Hacker News new | ask | show | jobs
by turnsout 504 days ago
As someone who follows AI basically minute-to-minute, I'm a little confused about why everyone is freaking out so much about DeepSeek & R1. Normal (non-tech) people are asking me about it today. The stock market is freaking out.

Why is this news—which is mostly technical and incremental—causing such panic?

2 comments

They seem to have matched OpenAI model capability on a fraction of the resources. R1 is roughly as good as o1 and can be run locally. There are some interesting contributions in the paper too. So I see it as two parts, (1) the money, lots invested, wondering if they will ever make it back now (2) China showing impressive results while being handicapped by the West

https://arxiv.org/abs/2501.12948

Keep an eye on the effort to reproduce here: https://github.com/huggingface/open-r1

We will see if the (over?) reaction matches reality in time. Media sure loves to whipsaw us all around

That's all cool, but this has been the cat and mouse game with "open" models for years now, right?
Open models have only really become useful in the last year or so and still required significant investment to build. They have still lagged behind closed models in capability. though still not matching the best models, this shows that the gap has closed significantly and the cost to produce should be much lower.

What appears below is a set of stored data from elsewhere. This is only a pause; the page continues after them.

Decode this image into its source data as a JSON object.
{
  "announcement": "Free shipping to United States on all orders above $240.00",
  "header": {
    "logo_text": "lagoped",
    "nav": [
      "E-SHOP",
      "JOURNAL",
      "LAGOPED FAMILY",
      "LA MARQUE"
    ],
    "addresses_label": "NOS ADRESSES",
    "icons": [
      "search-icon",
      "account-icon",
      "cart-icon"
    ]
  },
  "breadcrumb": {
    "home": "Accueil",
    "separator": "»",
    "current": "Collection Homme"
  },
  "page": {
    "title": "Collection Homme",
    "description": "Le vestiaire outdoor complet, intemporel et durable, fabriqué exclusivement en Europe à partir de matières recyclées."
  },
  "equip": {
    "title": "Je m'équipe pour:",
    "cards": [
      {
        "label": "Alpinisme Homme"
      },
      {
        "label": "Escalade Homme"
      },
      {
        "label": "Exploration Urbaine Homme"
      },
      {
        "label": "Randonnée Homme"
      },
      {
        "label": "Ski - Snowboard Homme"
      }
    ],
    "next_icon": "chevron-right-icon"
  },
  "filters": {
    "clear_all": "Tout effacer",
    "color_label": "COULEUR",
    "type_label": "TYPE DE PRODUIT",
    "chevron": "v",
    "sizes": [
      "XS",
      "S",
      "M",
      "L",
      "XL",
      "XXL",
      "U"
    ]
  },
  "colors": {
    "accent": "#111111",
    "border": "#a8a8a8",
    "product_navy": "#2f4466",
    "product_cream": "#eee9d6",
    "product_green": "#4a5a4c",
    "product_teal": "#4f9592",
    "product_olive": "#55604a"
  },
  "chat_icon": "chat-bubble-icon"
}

Another thing to consider is society & the market is not currently rationale, lots of wild swings, over reactions, messaging & beliefs at the extremes

MIT license
Some people complain when the training code is not also open sourced, hence the scare quotes.
The big news with DeepSeek-R1 is that it only takes ~800k samples of 'good' RL reasoning to convert other models into RL-reasoners.

They successfully distilled the reasoning capabilities from larger models into much smaller ones. e.g. Their 14B model outperforms other 32B models.